Approaching the Full Configuration Interaction Ground State from an Arbitrary Wavefunction with Gradient Descent and Quasi-Newton Algorithms

TL;DR

This paper introduces gradient descent and quasi-Newton algorithms to efficiently approximate the FCI ground state energy from arbitrary initial states, enabling larger system calculations without storing intermediate wavefunctions.

Contribution

It presents a novel optimization approach that evaluates energies via expectation values, allowing larger system analysis compared to traditional FCI methods.

Findings

Efficient energy evaluation along optimization paths.

Ability to handle larger systems than standard FCI.

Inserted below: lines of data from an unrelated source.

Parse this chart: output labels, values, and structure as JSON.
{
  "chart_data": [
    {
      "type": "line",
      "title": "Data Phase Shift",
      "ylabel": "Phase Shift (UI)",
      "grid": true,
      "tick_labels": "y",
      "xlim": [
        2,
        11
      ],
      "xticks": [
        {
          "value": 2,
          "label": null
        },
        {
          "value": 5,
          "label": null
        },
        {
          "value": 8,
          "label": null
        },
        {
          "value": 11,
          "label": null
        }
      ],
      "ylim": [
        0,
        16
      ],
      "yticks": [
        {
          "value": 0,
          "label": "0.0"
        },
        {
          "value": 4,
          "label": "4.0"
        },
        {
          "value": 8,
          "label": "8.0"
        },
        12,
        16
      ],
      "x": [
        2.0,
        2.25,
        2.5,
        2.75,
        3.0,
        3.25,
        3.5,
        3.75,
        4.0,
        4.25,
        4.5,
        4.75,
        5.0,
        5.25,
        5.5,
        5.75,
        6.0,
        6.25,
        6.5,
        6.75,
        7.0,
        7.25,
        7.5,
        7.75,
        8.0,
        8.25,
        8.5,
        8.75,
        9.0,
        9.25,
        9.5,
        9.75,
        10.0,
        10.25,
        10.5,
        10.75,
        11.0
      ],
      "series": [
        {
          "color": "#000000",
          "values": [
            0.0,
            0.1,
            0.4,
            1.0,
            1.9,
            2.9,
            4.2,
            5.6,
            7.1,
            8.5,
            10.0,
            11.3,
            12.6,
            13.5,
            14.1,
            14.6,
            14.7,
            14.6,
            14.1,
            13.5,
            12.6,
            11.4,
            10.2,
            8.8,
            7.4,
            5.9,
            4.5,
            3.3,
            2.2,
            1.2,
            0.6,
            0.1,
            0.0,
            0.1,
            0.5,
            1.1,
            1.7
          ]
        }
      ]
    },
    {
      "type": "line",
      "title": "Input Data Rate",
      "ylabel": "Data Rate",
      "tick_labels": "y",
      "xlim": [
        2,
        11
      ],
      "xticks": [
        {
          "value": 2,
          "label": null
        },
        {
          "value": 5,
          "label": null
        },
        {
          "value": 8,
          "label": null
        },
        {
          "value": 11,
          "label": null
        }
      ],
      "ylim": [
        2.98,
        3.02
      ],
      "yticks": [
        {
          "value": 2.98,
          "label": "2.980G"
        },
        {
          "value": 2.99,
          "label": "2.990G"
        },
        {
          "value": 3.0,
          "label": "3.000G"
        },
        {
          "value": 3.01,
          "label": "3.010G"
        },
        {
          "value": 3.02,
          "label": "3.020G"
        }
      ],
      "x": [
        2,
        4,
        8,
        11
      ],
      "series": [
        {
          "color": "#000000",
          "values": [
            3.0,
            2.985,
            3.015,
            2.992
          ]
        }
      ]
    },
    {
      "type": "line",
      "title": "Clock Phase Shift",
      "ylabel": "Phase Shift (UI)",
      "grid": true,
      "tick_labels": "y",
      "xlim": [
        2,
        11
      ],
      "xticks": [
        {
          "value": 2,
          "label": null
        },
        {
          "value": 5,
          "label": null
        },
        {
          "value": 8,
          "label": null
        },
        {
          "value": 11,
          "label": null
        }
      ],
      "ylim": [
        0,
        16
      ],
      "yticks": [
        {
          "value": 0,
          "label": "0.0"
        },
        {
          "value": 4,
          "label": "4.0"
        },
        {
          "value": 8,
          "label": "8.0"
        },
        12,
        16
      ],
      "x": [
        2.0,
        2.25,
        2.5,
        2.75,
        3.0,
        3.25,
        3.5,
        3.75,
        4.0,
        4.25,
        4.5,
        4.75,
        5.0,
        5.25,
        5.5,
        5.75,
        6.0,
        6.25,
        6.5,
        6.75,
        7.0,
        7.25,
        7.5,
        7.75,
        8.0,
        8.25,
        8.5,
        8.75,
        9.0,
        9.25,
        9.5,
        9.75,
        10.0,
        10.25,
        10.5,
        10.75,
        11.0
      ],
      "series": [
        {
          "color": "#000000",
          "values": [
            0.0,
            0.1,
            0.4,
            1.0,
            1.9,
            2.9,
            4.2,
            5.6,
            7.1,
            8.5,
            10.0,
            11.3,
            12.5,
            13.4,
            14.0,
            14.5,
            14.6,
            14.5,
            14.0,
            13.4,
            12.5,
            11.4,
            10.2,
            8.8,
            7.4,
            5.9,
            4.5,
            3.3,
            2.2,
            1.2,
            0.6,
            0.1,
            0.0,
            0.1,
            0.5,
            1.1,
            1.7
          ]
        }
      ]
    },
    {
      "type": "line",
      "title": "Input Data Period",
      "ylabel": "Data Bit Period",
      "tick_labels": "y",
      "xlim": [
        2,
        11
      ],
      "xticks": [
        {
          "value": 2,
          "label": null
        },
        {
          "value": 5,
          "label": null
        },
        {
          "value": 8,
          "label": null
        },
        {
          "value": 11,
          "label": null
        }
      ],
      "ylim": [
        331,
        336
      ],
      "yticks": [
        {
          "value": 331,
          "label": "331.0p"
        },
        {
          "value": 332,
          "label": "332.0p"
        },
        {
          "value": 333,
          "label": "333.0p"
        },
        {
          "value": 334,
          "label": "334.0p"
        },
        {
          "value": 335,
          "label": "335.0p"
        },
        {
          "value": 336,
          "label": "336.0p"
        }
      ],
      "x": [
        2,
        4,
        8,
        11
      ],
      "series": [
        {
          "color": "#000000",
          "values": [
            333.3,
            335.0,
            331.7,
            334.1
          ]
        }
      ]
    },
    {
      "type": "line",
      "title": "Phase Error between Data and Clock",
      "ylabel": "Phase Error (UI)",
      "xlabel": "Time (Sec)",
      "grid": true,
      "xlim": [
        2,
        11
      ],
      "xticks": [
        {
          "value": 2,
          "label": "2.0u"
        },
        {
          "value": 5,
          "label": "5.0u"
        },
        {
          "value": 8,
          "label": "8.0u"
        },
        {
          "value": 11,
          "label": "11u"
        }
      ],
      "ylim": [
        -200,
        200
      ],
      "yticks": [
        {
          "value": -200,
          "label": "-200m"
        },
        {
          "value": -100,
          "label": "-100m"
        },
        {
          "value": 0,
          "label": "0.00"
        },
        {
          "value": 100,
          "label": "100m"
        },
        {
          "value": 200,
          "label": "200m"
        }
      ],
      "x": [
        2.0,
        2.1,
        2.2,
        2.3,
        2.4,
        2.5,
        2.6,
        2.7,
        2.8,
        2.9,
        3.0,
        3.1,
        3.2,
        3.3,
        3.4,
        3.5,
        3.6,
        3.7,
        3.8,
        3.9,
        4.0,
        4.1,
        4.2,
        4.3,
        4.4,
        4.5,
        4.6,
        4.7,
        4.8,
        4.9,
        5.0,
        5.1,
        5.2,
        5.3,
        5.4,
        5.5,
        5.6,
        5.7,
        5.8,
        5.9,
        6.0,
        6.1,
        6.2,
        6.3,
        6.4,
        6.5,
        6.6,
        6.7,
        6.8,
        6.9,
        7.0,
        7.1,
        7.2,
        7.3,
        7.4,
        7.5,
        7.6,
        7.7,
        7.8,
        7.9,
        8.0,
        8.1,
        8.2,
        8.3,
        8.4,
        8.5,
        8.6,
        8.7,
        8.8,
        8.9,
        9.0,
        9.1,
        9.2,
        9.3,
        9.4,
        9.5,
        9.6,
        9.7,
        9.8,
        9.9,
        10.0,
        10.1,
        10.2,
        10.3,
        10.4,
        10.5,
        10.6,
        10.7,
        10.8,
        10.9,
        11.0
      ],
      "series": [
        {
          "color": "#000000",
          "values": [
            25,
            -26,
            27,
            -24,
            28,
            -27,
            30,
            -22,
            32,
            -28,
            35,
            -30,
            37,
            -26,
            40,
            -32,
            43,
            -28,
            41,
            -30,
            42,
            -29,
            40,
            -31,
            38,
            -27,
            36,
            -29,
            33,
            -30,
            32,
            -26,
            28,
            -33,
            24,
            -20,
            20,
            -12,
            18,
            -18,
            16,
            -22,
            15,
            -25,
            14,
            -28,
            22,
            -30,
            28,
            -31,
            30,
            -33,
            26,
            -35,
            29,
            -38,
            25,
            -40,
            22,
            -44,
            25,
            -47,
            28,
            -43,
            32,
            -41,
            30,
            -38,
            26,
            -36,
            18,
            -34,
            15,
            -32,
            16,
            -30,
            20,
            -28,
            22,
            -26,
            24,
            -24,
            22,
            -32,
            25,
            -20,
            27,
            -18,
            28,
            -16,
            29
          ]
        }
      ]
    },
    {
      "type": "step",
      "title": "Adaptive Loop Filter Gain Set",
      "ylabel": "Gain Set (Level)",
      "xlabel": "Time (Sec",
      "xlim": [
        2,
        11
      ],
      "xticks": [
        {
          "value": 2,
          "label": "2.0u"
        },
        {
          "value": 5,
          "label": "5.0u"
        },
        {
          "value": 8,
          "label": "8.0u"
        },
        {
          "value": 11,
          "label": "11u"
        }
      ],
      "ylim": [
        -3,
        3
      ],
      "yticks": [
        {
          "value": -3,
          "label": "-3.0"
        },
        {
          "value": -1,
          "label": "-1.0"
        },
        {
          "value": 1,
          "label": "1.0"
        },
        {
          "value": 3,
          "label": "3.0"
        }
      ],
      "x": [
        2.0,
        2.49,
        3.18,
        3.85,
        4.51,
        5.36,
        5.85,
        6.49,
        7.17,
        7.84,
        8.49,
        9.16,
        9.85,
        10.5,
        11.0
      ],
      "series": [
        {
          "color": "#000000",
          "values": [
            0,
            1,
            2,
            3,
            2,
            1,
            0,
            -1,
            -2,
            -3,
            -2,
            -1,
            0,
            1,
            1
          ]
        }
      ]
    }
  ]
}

Application with non-orthogonal determinant reference states.

Abstract

We consider gradient descent and quasi-Newton algorithms to optimize the full configuration interaction (FCI) ground state wavefunction starting from an arbitrary reference state $|0 \rangle$. We show that the energies obtained along the optimization path can be evaluated in terms of expectation values of $|0 \rangle$, thus avoiding explicit storage of intermediate wavefunctions. This allows us to find the energies after the first few steps of the FCI algorithm for systems much larger than what standard, deterministic FCI codes can handle at present. We show an application of the algorithm with reference wavefunctions constructed as linear combinations of non-orthogonal determinants.